FINANCE FOR DEVELOPMENT TERMED ON WRONG TRACK

FINANCE FOR DEVELOPMENT TERMED ON WRONG TRACK

Finance for development has been on the wrong track for most poor debtor countries ever since the international debt crisis began, according to the Organization for Economic Cooperation and Development.

The net financial transfer problem, where debtors pay more interest on external debt than they receive in new loans, has caused much alarm but little analysis, Louis Emmerij, president of the OECD Development Center, writes in a recent report.Such transfers should have improved debt indicators and facilitated the return to voluntary lending. These hopes remain unfilled, he says.

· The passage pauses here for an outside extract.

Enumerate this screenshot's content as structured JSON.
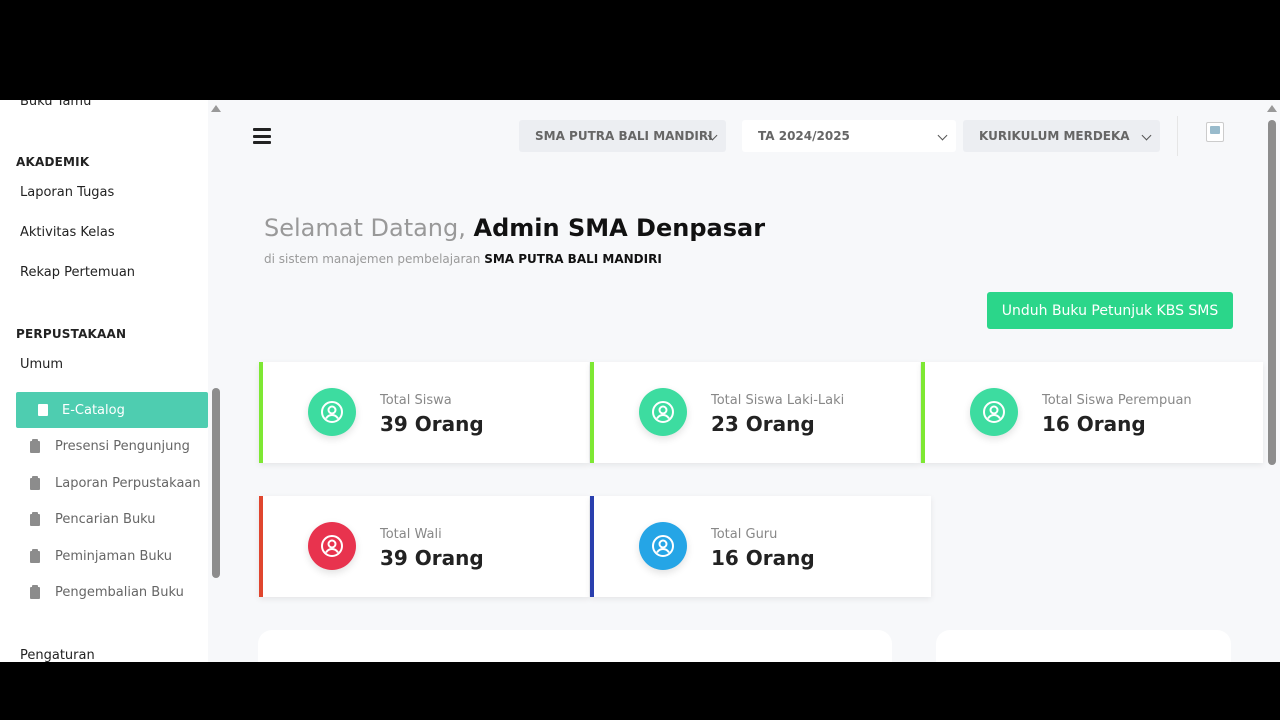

The report on developing country debt concludes these nations have been unable to regain their international creditworthiness partly because of major budgetary imbalances. The outcome is often high inflation, which Mr. Emmerij says is not a long-term option for servicing external debt. It fuels private capital flight, depresses domestic savings and leads to a crowding out of private investment, he adds.

By printing money, countries have widened the gap between yields to savers and costs to borrowers. As a result, the interest on savings is too low to mobilize adequate savings capital for the transfer, and the interest on loans is too high to finance even profitable investment, the report says.

Both the fiscal and foreign currency problems can be alleviated by export- led growth, it adds. But trade deficits have generally been reduced by sharp import cuts, which has reduced intra-regional trade, particularly in Latin America.